Quite a few Android owners are willing to ditch their device when the new iPhone 5 comes out, according to research from Piper Jaffray. Although reports concerning Android consumption of late are quite positive, existing owners are apparently ready to switch to the iOS environment.
Or is it because the iPhone is a popular item in regards to American culture? Whatever the case, and good sales reports aside, Piper Jaffray's research -- courtesy of Business Insider -- indicates that there are quite a few Android owners who will abandon ship when the 5 comes out. The finding are presented in pie chart format, and the data is quite revealing:
As you can see, currently, 28 percent of the respondents own an iPhone, compared to 28 percent for Blackberry and 17 for Android devices. However, the next graph tells the tale. When it's time to purchase a new device, an incredible 64 percent will be buying iPhones. Blackberry and Android receive 11 and 17 percent of the vote, respectively.
This also says a great deal about the fall of RIM, the makers of Blackberry. The mighty, or at least those with the perception of being mighty, fall fast in the mobile device industry. Another area of concern comes from the service provider, or in the case of the mobile industry, carriers. When the iPhone 5 comes out, apparently in October, customers with AT&T accounts could very well be making the switch to Verizon. Out of 216 respondents -- granted, that's not a huge sample size by any means -- 72 said AT&T would be their next carrier, while Verizon was given the nod 86 times.
Who knows, maybe after the T-Mobile mess is worked out, Verizon and AT&T can buy one another, giving us one carrier to rule them all. That would certainly spur innovation, right? Just ask Save the Internet:
Disdain aside, it's clear that, even with the reported successes of Android, people really, really want their iPhones, especially when 5 comes out.
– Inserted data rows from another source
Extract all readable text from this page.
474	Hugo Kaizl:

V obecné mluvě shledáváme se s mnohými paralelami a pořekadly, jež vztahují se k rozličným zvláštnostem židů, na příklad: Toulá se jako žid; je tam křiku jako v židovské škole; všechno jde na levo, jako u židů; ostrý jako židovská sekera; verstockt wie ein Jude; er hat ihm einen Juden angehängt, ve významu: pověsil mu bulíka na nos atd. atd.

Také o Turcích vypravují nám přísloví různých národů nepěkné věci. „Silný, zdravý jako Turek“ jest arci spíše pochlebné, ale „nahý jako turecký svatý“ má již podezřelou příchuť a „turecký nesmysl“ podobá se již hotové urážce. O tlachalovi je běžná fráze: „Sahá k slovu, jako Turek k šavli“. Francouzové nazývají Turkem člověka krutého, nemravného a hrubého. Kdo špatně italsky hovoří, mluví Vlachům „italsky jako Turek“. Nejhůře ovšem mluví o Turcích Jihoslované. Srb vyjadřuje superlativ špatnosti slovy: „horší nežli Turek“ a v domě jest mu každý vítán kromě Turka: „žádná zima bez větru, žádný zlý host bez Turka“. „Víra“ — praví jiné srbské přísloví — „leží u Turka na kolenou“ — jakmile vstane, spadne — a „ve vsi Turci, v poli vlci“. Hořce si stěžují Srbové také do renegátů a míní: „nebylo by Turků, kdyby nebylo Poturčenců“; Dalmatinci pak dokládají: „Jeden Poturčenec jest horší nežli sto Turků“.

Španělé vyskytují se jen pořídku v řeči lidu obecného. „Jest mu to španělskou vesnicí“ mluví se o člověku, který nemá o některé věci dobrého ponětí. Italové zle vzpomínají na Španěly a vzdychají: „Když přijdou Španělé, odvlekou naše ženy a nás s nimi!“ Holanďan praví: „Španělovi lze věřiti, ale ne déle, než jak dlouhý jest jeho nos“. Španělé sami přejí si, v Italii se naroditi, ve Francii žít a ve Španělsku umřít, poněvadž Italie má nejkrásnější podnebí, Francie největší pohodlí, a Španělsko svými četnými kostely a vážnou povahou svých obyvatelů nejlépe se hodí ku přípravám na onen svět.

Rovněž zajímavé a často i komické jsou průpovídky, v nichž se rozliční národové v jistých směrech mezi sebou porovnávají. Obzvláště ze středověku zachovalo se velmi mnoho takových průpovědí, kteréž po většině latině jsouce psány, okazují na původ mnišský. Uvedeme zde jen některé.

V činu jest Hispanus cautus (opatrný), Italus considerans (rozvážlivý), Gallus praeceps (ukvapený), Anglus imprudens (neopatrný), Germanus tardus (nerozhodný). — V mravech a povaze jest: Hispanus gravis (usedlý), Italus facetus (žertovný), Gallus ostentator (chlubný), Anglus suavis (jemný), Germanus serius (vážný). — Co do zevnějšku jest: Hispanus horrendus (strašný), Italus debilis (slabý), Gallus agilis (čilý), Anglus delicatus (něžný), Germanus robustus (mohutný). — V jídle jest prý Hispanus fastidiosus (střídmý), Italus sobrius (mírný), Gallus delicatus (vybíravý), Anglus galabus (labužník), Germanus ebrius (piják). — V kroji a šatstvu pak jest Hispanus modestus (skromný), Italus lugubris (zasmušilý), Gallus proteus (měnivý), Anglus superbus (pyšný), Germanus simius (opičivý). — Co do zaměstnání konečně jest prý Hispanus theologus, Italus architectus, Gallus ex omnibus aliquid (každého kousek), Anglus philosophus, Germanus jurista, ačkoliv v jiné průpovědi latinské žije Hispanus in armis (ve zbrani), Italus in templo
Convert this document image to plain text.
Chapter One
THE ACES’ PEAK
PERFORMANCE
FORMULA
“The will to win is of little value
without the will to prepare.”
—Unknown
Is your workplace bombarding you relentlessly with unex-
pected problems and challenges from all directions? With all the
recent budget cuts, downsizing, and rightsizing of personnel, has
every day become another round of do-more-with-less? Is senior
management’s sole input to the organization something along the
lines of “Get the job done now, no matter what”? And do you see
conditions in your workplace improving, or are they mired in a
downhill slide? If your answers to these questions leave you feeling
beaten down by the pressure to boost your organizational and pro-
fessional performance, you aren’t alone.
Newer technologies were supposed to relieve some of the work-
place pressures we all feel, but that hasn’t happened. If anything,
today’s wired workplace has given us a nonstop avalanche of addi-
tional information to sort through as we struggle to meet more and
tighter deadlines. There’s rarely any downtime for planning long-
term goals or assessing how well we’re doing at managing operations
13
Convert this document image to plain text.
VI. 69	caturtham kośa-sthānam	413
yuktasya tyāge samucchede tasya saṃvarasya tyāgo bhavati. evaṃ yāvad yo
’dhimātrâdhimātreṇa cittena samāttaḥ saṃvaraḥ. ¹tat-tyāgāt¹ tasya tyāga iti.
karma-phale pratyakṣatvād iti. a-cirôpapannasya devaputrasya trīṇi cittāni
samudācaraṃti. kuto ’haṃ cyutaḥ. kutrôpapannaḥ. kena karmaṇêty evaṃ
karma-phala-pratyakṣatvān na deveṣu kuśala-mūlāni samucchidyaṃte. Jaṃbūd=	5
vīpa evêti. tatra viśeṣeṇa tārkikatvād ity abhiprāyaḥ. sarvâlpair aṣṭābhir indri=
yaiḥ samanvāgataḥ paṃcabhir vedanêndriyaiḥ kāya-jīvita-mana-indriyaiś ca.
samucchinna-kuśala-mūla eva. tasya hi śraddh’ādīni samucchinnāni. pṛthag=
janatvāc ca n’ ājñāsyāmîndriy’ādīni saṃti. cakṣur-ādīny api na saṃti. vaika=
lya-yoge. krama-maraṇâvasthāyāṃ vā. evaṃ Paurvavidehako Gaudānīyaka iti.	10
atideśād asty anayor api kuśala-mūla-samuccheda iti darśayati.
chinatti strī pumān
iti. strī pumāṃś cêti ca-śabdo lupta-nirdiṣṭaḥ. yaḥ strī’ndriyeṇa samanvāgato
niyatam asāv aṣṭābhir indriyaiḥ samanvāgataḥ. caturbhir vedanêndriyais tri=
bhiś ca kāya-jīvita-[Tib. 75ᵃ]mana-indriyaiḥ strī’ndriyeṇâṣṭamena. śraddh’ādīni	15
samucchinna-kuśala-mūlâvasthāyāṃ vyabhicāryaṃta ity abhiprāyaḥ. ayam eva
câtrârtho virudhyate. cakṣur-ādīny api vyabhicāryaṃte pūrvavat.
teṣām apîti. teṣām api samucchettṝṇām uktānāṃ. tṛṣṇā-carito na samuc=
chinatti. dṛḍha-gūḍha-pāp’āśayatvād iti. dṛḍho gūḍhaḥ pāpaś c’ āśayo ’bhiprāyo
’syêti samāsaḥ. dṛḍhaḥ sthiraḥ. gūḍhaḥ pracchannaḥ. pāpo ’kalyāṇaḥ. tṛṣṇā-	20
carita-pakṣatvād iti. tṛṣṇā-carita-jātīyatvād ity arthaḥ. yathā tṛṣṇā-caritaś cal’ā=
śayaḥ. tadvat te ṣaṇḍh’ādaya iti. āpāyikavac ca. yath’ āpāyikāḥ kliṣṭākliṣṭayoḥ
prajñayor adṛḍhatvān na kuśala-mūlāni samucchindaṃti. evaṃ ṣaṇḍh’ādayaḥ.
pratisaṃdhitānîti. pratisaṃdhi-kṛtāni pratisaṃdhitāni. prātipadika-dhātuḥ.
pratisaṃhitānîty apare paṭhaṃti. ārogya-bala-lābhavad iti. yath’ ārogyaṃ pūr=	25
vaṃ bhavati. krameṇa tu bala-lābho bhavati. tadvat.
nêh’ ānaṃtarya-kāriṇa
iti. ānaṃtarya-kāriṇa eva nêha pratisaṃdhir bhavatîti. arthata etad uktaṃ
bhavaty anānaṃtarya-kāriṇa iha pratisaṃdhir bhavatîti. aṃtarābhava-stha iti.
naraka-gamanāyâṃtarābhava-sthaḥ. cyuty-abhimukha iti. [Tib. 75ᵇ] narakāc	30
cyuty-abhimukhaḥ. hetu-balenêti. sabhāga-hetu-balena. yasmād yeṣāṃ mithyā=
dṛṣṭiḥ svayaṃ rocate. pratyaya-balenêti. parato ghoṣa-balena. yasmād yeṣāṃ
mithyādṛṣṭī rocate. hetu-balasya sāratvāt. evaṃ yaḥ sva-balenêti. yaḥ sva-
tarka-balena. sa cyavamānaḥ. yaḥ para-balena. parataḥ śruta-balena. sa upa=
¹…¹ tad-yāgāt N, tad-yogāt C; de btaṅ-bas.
Further details of the research indicate iPhone also has a better retention rate than Android. 94 percent of the respondents who were iPhone owners said they would purchase another one when the time came. Android owners, on the other hand, only have a 47 percent retention rate. Furthermore, 42 percent of the Android owners surveyed said they would switch to Apple's side of the fence when buying a new mobile device.
Again, it should be noted that Piper Jaffray's research was only conducted with a sample size of 216 mobile device owners. The margin of error for smaller groups is higher.